If I asked you what your prized possession was, hopefully you wouldn’t include something material, something that could be burned up in a fire, would rust, or be stolen. I would hope you’d include a memory, maybe of a person you met, fell in love with, and remained in touch with. (If you’re not in contact, call him or her. It might take two calls, so be patient.)

This post is the official kick off of something I wish weren’t necessary. Though The Ride Of Silence has been accepting submissions of ride locations since September, early January is when things seemingly go into “high gear.” This is a ride that I wish didn’t happen. Sad. But there is no one, but us, who holds a memorial for lost cyclists. Yet the number of cyclists killed dictates that such an event of acknowledgement as ours should exist.

Please sign up your ride. Now is the time.

Check here to see if there is a ride near you; if not please consider telling the world you will be riding May 18, 7 pm, by going here to fill out a form which takes only a couple minutes.

This year, I am hoping to be one of the speakers at the National Bike Summit on March 8-10. I want to address the US cycling lobby, as well as speak to as many Congressmen, face to face, as possible. I want to lobby them to: 1) get on a bike; 2) ride with The Ride Of Silence: and 3) show solidarity with us.

This is an opportunity to help this movement forward. This is a chance to for this volunteer organization that hosts a free ride to become a louder voice in the US, where we are drowned out by full time lobbyists with a budget.

Here’s the budget:

The Summit costs $580 per person to attend. But, if we receive permission for our representatives to give a presentation, our cost goes down to $375.

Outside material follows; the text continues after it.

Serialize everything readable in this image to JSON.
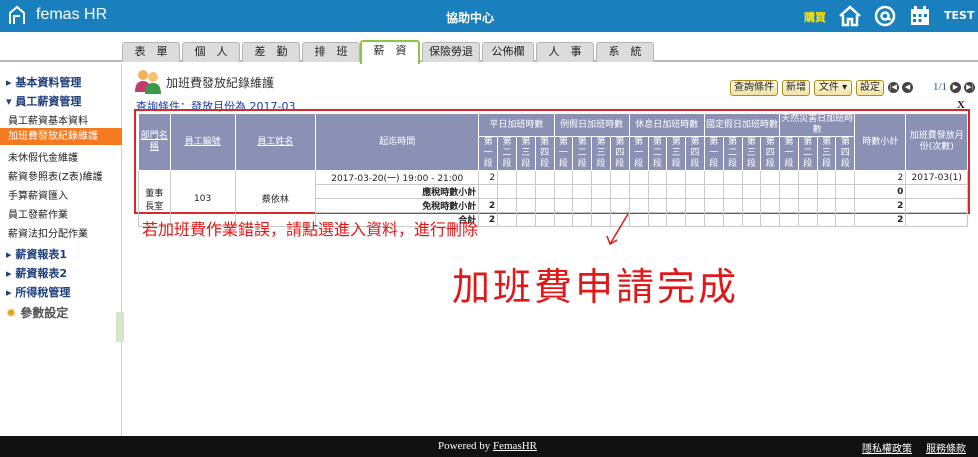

Looking at air travel from Dallas to Wash., DC, we think we can get it a single round trip ticket for $500.

Lodging at the Sofitel (806 15th Street NW, (202) 730-8800, Mention League of American Bicyclists) is $259 per night (three nights) is $777. But, I am hoping to use the “Home Stay” program. (If one of you would like to host us while we're at the Summit, please let me know, so that we don't have to stay with strangers that have no interest in the RoS.)

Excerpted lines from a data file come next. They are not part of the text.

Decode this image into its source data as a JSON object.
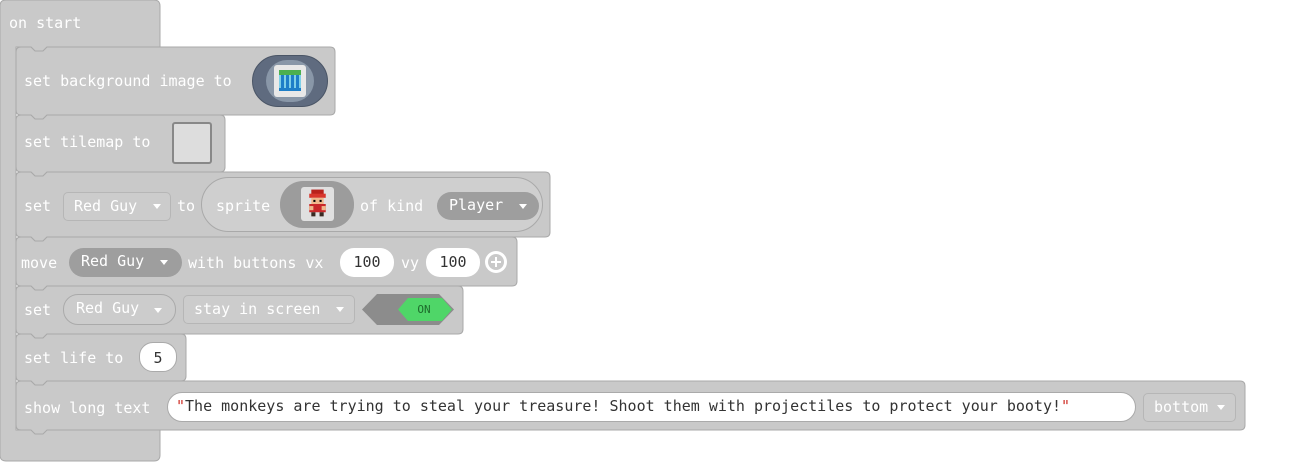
{
  "hat": {
    "label": "on start"
  },
  "blocks": {
    "set_background": {
      "label": "set background image to",
      "image_icon": "pillars-image-icon"
    },
    "set_tilemap": {
      "label": "set tilemap to"
    },
    "set_sprite": {
      "set_label": "set",
      "variable": "Red Guy",
      "to_label": "to",
      "sprite_label": "sprite",
      "sprite_icon": "red-guy-sprite-icon",
      "of_kind_label": "of kind",
      "kind": "Player"
    },
    "move": {
      "move_label": "move",
      "variable": "Red Guy",
      "with_buttons_label": "with buttons vx",
      "vx": "100",
      "vy_label": "vy",
      "vy": "100"
    },
    "stay_in_screen": {
      "set_label": "set",
      "variable": "Red Guy",
      "flag": "stay in screen",
      "toggle": "ON"
    },
    "set_life": {
      "label": "set life to",
      "value": "5"
    },
    "show_text": {
      "label": "show long text",
      "text": "The monkeys are trying to steal your treasure! Shoot them with projectiles to protect your booty!",
      "position": "bottom"
    }
  },
  "colors": {
    "block_fill": "#c9c9c9",
    "block_stroke": "#a9a9a9",
    "toggle_on": "#4fd668",
    "toggle_dark": "#8c8c8c"
  }
}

The TOTAL we are looking for is $875. Can you help? Are you able to assist The Ride Of Silence? We still need help with transportation, both to get us there, and once we get there, to get around. Can you help? If so please send a donation via check to:

The Ride Of Silence – Nat’l Bike Summit
609 Trail View Lane
Garland, TX 75043Or, via PayPal online by going to our Donations page on our website.

Last year I was able to attend the Michigan Bike Summit and it was wonderful to be around such encouraging and supportive people. We drove each other with the common interests of bicycle safety and inclusion into the main stream. It would be a great step for The Ride Of Silence to be among the policy makers to spread the word about this great event.

But we won’t be able to without your help? Please consider us in your giving.

Other Ride of Silence Happenings:

We're excited about an event that a our key organizers in the Chicagoland area (Gary Gilbert and Elizabeth Adamczyk, also on the RoS advisory board) have organized for January 15th.

Gary says, “Each of us have different issues surrounding organizing the Ride of Silence from engaging the community, police, press, cyclists in the planning to actually holding the ride. We can all learn from each other to make the 2011 ride a success.”

It's a Ride of Silence Organizer's Camp which is open to any RoS organizers in the Midwest and may also be web-casted for others around the country and the world to tune in and benefit from the discussions. Gary and Elizabeth hope that participants will share ideas for improving their events, promotion tips and challenges among many other topics.